Kto spędza najwięcej czasu przed lustrem?
Chyba będzie to Mendy. Uwielbia podziwiać siebie przed lustrem!
Najbardziej wyszkolony technicznie zawodnik?
Prawdopodobnie Suso albo Alex Cooper. Coops uwielbia robić przekładankę. Graliśmy kiedyś dwóch na dwóch i robił ją cały czas, ma do tej sztuczki wspaniałe możliwości. Jego stopy są bardzo szybkie.
Najlepszy gracz w historii na twojej pozycji?

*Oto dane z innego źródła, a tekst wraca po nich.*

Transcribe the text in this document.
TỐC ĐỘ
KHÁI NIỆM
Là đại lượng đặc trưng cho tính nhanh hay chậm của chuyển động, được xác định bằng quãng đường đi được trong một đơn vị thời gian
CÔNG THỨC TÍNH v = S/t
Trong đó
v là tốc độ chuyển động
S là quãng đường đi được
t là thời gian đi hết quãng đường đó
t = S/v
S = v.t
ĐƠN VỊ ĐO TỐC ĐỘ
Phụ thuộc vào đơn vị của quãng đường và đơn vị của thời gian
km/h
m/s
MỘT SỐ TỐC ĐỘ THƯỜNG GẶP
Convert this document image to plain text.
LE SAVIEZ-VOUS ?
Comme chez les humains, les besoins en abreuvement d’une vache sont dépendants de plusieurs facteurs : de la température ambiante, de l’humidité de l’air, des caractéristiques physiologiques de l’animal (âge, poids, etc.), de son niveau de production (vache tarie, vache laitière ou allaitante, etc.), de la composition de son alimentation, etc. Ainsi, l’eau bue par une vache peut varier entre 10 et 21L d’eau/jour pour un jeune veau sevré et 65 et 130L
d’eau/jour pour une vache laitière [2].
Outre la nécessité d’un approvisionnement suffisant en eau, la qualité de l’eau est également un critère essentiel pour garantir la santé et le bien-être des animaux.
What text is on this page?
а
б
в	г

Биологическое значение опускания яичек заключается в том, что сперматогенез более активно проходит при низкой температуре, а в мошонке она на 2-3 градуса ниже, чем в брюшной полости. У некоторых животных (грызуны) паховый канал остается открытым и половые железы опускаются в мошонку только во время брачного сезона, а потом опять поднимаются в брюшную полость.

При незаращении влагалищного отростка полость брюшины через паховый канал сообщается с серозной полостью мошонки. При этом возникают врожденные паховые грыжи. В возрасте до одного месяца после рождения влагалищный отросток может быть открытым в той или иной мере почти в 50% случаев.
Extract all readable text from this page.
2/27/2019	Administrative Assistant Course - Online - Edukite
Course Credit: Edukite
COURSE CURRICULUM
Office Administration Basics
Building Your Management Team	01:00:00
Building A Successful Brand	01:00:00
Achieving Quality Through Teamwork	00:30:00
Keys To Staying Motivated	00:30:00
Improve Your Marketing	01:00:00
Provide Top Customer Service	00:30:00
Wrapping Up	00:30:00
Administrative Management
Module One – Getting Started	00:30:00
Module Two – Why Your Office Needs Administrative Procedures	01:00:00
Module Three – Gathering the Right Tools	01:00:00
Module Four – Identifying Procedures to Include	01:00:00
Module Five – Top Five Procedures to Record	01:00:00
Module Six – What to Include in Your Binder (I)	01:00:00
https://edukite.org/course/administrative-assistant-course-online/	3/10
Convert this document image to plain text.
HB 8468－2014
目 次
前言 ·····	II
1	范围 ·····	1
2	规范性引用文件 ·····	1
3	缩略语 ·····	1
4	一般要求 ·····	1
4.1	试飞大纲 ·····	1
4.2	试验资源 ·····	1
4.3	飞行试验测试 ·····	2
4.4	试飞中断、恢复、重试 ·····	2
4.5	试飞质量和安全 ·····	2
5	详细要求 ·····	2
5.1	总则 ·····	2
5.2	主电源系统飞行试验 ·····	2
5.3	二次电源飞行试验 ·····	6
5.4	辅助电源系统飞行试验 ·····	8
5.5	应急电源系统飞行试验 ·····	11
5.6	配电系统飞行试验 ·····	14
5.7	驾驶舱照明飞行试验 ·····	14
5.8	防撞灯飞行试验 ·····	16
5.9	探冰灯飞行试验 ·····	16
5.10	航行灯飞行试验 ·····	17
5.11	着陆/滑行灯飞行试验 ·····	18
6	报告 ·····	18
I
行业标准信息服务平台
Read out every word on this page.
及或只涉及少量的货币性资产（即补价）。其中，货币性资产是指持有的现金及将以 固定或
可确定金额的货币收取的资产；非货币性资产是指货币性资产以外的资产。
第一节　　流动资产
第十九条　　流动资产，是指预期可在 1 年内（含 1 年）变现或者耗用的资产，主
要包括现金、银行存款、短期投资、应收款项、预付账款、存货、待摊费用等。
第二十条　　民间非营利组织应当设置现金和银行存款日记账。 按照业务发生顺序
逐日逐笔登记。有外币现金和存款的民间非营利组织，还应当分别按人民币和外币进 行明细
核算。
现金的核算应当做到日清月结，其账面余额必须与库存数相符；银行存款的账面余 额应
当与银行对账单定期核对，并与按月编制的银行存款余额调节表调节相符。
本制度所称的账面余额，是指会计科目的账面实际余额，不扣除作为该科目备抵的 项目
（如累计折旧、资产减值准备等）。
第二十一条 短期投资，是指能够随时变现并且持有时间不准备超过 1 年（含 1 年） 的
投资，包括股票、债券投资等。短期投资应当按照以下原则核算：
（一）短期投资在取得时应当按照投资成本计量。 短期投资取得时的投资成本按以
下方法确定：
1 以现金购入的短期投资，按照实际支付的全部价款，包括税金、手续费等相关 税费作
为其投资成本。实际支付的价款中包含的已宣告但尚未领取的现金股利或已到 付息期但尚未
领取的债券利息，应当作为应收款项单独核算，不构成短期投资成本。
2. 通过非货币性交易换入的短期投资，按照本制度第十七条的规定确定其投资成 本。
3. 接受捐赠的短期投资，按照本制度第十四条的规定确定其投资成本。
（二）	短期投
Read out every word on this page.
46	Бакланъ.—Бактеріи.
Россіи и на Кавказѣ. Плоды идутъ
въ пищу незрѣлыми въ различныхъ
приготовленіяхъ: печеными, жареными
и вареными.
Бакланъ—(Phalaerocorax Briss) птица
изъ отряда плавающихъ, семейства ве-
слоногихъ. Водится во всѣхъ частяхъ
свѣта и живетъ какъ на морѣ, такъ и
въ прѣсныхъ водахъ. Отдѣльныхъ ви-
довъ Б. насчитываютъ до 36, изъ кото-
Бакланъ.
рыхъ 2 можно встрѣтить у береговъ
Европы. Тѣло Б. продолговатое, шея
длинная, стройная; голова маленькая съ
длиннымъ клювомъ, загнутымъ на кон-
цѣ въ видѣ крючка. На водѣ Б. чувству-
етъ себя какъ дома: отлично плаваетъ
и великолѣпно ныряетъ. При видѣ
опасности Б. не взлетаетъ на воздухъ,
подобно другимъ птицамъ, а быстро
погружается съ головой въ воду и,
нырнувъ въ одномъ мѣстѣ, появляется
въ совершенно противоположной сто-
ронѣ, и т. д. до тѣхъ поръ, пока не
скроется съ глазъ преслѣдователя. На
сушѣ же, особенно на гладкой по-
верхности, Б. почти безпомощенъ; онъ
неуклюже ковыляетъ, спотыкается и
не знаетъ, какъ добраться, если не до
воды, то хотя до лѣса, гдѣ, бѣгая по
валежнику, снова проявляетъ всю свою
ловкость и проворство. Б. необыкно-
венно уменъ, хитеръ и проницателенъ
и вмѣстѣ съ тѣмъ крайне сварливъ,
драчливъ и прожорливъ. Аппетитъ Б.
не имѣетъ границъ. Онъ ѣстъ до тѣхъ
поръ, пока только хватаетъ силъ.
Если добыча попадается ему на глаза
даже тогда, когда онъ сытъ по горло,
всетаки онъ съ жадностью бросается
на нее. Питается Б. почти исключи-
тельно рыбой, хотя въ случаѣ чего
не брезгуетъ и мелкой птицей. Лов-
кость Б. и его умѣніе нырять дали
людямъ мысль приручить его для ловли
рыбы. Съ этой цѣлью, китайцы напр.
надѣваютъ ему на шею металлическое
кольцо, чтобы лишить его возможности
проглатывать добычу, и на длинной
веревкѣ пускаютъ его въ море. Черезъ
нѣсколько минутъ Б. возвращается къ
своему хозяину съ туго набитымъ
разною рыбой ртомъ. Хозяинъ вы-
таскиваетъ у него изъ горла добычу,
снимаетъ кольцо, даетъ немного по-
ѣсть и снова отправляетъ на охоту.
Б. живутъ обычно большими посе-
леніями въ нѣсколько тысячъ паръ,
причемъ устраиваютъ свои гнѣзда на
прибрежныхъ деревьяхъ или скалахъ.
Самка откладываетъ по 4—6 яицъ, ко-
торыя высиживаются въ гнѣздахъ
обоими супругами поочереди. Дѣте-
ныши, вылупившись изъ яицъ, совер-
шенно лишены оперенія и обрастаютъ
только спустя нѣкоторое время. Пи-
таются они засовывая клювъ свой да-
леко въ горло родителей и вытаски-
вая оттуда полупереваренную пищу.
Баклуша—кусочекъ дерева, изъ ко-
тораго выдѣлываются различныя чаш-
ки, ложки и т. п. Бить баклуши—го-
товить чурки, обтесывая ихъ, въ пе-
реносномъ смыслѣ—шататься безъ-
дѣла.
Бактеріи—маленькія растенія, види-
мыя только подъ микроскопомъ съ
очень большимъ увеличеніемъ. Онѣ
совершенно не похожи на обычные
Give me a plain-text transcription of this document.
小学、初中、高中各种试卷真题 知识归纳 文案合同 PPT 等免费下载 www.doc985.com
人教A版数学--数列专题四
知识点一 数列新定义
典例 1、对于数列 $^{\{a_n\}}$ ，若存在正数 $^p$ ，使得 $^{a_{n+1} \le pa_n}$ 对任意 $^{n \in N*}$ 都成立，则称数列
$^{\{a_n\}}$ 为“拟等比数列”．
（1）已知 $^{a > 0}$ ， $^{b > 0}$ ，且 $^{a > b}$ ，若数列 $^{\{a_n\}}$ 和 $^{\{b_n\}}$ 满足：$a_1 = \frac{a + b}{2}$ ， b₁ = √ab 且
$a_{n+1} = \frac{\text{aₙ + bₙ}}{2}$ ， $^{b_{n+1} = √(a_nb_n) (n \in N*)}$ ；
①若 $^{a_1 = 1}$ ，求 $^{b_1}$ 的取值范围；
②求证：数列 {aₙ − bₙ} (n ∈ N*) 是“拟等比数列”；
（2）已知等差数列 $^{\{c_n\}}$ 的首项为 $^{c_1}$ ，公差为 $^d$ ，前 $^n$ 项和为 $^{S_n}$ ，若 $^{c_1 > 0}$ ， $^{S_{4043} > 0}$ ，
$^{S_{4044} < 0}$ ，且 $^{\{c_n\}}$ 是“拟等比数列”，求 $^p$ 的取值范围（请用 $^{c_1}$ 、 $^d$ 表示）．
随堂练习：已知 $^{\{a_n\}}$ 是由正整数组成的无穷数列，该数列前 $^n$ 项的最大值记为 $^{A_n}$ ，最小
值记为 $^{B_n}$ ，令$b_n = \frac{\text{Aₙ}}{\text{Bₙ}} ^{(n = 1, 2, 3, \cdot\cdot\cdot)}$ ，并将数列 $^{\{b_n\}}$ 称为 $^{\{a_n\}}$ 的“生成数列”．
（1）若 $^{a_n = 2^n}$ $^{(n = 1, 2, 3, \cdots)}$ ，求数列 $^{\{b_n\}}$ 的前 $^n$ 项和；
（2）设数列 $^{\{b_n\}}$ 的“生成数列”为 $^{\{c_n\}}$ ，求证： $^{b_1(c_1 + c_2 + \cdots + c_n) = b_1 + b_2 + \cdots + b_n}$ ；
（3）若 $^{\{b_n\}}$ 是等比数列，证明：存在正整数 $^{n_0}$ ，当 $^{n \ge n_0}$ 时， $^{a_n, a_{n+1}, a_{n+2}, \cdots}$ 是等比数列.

Według mnie Xavi lub Andres Iniesta.
Najlepsza rzecz w graniu dla LFC?
To wielki klub. Trenować tutaj każdego dnia to wspaniała sprawa. Liverpool bardzo różni się od Coventry, tam grałem w pierwszej drużynie i wszystkim chodziło tylko o trzy punkt, tutaj trenerzy stawiają także na rozwój piłkarza. Jako zawodnik The Reds mogę korzystać z wielu udogodnień przygotowanych dla piłkarzy, bardzo to doceniam. Liczę, że szybko uda mi się wykonać krok do przodu.